From the moment you set foot on the South Bass Trail, you’ll thank yourself for making a non-traditional decision, Grand Canyon-wise, at least. Once you learn about the unmaintained trails, it’s hard to keep off of t hem. For those who have traveled its path during a snowfall, there are few sights lovelier. The trailhead is in a remote area (as it should be, given its primitive status) that is well worth the journey.
Starting off as a meager animal path, the South Bass Trail evolved into one of the most magnificent trails the Grand Canyon has seen. The infrastructure involved a cable and platform structure that connected the South Bass Trail to the North Bass Trail, thus creating one of the first rim-to-rim routes attempted at the Grand Canyon. Known as the Shinumu Trail in its entirety, this rail system is no longer existent, however- while not as thrilling as the original crossing- the modern method is still very adventurous if you enjoy boat rides.
Both the South Bass Trail and the North Bass Trail were named after William Wallace Bass, whose trail work included more than 50 miles (80 km) worth of trail paths. Even now, we can see remnants of the past in the granaries that still exist along the South Bass trail. Although Bass started out using these trails for mining purposes, he eventually realized the potential of nature tourism and refocused his projects to facilitate camping and hiking.
This primitive trail is not for beginners, as it is not maintained by the park and can be extremely physically challenging given the lack of water or emergency sites along the trail. As always, hydration is vital, and along the South Bass, you won’t find water until you reach the river, 7.8 miles (12.5 km) from the rim, 4,400 ft (1341 m) below. Along with enough water to get you to the main source, you’ll want to bring along a filter- drinking untreated water is not recommended.
This trail is littered with rocks and it is very steep, but barely a few steps in, you’ll find why the scramble and climbs are very worth it. The Colorado Plateau mixes sunlight artfully, beautifully reflecting copper and bright orange shades across the famous Coconino Sandstone.
While much of the original trail has been rerouted due to the shapeshifting nature of the Grand Canyon, the trail is perhaps one of the most adventurous and enjoyable trails you’ll find- also, it is one of the least undertaken, rewarding those who do hike it with the ever-welcome sense of privacy.
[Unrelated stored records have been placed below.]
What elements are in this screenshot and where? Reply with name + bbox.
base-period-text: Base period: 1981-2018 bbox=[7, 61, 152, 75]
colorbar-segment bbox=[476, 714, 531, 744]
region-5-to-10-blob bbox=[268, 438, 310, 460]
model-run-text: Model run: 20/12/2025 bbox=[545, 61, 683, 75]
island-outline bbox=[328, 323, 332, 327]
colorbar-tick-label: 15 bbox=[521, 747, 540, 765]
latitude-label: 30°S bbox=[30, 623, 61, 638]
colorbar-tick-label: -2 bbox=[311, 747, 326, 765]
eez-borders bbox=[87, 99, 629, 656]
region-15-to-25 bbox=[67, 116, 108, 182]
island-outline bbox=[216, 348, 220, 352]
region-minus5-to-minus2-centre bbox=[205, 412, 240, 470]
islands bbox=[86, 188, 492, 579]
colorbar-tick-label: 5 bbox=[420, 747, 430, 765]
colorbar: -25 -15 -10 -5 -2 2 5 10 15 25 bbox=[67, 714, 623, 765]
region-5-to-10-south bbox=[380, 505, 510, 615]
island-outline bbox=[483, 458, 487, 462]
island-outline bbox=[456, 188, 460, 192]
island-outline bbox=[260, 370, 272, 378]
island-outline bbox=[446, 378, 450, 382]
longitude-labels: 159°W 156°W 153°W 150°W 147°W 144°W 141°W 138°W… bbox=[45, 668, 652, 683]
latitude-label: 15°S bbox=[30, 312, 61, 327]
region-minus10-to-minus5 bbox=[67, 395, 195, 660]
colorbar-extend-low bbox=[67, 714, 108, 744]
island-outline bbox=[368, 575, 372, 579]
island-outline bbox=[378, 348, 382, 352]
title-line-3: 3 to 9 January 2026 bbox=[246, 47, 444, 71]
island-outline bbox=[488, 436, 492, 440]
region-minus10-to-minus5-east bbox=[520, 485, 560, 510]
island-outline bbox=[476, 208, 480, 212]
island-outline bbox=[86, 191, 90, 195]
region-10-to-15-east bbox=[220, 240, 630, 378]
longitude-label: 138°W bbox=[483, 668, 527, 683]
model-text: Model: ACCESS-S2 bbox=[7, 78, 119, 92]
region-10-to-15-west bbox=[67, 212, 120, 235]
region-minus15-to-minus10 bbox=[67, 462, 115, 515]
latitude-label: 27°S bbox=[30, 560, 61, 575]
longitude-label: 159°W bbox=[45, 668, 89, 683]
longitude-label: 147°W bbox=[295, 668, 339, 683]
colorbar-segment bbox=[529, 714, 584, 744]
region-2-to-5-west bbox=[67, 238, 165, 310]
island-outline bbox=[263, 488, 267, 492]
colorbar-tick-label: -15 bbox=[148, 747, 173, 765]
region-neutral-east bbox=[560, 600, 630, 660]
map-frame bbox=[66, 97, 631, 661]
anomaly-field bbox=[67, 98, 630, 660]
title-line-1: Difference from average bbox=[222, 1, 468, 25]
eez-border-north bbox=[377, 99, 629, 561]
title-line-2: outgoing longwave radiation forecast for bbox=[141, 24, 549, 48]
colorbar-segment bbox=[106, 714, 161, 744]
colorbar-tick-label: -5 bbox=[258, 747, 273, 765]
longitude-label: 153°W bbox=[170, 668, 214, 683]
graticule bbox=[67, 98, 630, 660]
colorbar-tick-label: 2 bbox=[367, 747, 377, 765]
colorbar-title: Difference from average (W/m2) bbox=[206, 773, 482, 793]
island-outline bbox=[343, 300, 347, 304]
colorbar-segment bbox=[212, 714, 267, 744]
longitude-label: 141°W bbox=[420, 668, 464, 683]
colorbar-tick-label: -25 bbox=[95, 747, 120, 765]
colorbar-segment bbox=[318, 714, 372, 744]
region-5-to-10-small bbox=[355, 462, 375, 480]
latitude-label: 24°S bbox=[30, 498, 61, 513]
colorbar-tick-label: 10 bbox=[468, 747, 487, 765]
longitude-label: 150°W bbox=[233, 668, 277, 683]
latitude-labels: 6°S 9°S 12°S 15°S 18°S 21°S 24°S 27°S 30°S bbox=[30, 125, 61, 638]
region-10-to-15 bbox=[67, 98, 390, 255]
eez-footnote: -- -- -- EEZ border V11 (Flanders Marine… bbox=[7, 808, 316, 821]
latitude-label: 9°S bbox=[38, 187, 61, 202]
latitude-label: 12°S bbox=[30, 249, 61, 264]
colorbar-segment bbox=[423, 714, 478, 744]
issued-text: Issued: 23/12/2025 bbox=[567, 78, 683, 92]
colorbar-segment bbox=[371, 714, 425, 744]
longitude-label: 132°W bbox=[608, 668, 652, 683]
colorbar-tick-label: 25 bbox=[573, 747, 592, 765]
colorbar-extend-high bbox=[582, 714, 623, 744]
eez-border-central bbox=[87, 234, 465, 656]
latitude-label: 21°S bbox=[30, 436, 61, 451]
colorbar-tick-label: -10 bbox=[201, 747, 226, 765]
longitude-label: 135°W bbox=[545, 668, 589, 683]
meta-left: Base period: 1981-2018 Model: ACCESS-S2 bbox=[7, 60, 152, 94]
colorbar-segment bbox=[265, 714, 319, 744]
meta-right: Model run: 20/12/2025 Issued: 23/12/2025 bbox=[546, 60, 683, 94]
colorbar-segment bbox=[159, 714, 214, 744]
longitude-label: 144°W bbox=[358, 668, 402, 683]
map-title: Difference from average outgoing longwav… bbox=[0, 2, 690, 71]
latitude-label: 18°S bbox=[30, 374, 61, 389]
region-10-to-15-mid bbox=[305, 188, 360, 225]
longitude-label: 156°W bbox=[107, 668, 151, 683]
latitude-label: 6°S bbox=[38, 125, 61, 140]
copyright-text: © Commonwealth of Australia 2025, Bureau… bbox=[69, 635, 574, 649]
Note: Getting to the trailhead can be an adventure in itself as you’ll pass both Forrest and Reservation roads with little to no markings and expected to pay an entrance fee ($25) in order to cross the Havasupai Reservation gate. Heading toward the South Rim entrance on Highway 64, turn left on FS 328 and drive approximately 30 miles (40 km) to get to the trailhead. The Forrest Service road will be unpaved and you will cross both the Havasupai Reservation gate and rural National Park roads.